I could feel that the ditch was dry. Hey, I thought, I’m not going to drown! I took this as a win. It’s amazing what can lift your spirits.

I twisted my body to the left, then got my right hand and foot against the rock above the culvert opening and pushed against the sign with my back, banging until I heard it scrape over the rock to give me wiggle room. I could bend my right leg now, and I kicked the sign off of me. My core muscles seemed to work, and I twisted my torso back and forth to worm away from the black hole, inching along the rock bottom until my head touched the ditch wall. I pushed up with my right hand and leg to sit, leaning against the wall of rock. My chest heaved with gasping breath—partly from the effort, but even more with relief.

I remembered I had my cell phone in my coat pocket. I was too far below ground to get service but managed to push my back up against the rock, and with my right arm I held the phone up, stretching as high as I could. Come on, stretch higher! Come on … and it caught a signal.

So many people would later ask me, “Why didn’t you dial 911?” Partly because I have never trusted the government or anything connected to it, and I was hoping I could get out of this without them. But mainly, because a half-mile away lives the matriarch of the farm I live on, a 78-year-old farmer named Judy Miller. She is tough as nails with a heart as big as her barn, and I knew she would know what to do. I knew she would come. She was there in 10 minutes.

Working The Emergency Room

As Judy drove me to the Watsonville emergency room, I started to feel where I was broken. Even the slightest bump felt like my left arm was being torn out of its socket.

We walked to the emergency room, me taking tiny steps. I had never felt this frail in my life. The pain was really starting to light up as we stood in a line, my right hand holding my left forearm. I focused on my breath, sucking air in hard and trying to blow the pain out with the exhale.

I called my wife Julie in San Diego and said, “Yeah, baby, I’ll probably still do the show tomorrow and head down to see you Sunday.”

But when the emergency room doctor heard about my plans, he was incredulous. “Uh, Richard, you have broken your arm badly, and we don’t know what else,” he said. “You have a comminuted humeral head fracture, and you are going to be dealing with pain management for some time.”

Oh.

Comeback Trail

The one shot of Dilaudid lasted until Saturday morning. Before Judy could drive me to Walgreens for the prescribed Hydrocodone, I was popping Ibuprofen tablets like an 8-year-old with a bag of M&Ms.
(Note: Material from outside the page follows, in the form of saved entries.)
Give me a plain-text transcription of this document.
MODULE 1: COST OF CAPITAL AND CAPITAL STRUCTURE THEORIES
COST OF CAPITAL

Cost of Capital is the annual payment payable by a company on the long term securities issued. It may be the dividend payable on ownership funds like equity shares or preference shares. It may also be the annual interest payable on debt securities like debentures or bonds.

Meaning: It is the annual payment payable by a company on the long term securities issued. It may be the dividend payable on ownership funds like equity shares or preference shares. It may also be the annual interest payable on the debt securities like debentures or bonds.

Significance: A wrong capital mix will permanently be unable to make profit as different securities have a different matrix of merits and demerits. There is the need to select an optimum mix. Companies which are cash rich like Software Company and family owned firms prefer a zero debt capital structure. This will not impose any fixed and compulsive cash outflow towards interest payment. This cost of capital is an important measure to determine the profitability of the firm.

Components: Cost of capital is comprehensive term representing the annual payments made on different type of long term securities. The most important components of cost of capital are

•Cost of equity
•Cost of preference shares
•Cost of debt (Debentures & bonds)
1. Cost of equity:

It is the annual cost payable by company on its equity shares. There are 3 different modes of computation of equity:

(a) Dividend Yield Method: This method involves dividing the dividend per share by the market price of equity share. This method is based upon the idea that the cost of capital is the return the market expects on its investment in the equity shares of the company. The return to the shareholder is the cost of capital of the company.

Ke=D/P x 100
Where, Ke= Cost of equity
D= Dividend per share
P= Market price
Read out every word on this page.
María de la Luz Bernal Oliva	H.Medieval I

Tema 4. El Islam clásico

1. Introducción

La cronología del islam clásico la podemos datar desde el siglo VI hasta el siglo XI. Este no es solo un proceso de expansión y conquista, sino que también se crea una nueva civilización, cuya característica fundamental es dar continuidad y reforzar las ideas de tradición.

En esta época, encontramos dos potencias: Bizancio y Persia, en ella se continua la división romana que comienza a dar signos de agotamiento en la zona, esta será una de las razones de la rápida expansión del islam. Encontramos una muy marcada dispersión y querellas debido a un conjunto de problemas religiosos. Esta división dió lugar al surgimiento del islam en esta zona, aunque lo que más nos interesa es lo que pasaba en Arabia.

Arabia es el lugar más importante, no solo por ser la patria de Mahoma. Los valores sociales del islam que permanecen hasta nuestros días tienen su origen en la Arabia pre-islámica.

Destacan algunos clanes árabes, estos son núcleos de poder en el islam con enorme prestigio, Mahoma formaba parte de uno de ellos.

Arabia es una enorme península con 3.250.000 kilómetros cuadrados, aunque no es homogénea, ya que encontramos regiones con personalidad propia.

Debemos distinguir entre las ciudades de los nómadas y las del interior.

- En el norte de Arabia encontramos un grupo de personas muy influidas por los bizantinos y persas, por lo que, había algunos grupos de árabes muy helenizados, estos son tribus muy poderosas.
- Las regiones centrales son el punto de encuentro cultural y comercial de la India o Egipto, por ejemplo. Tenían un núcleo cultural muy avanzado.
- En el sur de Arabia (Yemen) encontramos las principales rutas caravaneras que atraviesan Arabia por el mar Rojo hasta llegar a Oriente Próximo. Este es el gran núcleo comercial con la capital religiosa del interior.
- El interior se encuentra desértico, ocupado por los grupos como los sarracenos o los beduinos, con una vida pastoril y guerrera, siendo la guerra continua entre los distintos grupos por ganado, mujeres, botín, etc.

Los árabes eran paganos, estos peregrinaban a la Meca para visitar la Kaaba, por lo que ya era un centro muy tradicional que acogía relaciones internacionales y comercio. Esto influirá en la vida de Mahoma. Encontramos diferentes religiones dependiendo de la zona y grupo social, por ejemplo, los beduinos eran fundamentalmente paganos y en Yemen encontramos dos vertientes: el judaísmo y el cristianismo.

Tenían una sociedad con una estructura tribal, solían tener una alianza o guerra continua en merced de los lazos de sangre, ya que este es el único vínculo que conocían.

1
My only contact with the outside world was to cancel gigs, cancel work, cancel meetings, cancel my life. My world kept shrinking, compressing inside my Airstream trailer.

All I could do was write, one hunt-and-peck letter at a time, hunched over, drooling in a pain-and-drug induced stupor. If my laptop did not have the keyboard plastic cover, I’m pretty sure I would have destroyed my MacBook Pro with my own saliva.

The ER doc had told me to sit with my left palm over my navel. For weeks, I made an extensive examination of my belly fat. I’m writing a sequel to my book Fondle The Fear called Fondle The Fat. I passed the days in a cannabis-and-pain daze. Any cough or laugh felt like Mike Tyson was punching me in the left side. Any movement hurt, although sometimes I could use my toes to pick things up. It hurt to bend over, and it took me 10 minutes to put on my socks with one hand.

The more drugs I took for the pain, the less I could see a way back to who I am. As my world became ever smaller, I got ever more desperate. How was I going to make a living? How was I going to survive? If I couldn’t perform, who was I in this world?

But I can perform. I have gotten to the point where I take bookings again, and now I will test my metal and drive to Arizona with one arm to strive to make a room of drunk people laugh. Even if I fail, I will still be made stronger for the test, just as I know that if I should fall again, I will be made stronger by what comes after the fall.

The truth is, we’re all going to have our first fall at some point. And we all have to get back up.

My surgeon tells me I’ve got six more weeks to go until I’m healed. My shoulder is still broken, but my spirit is renewed.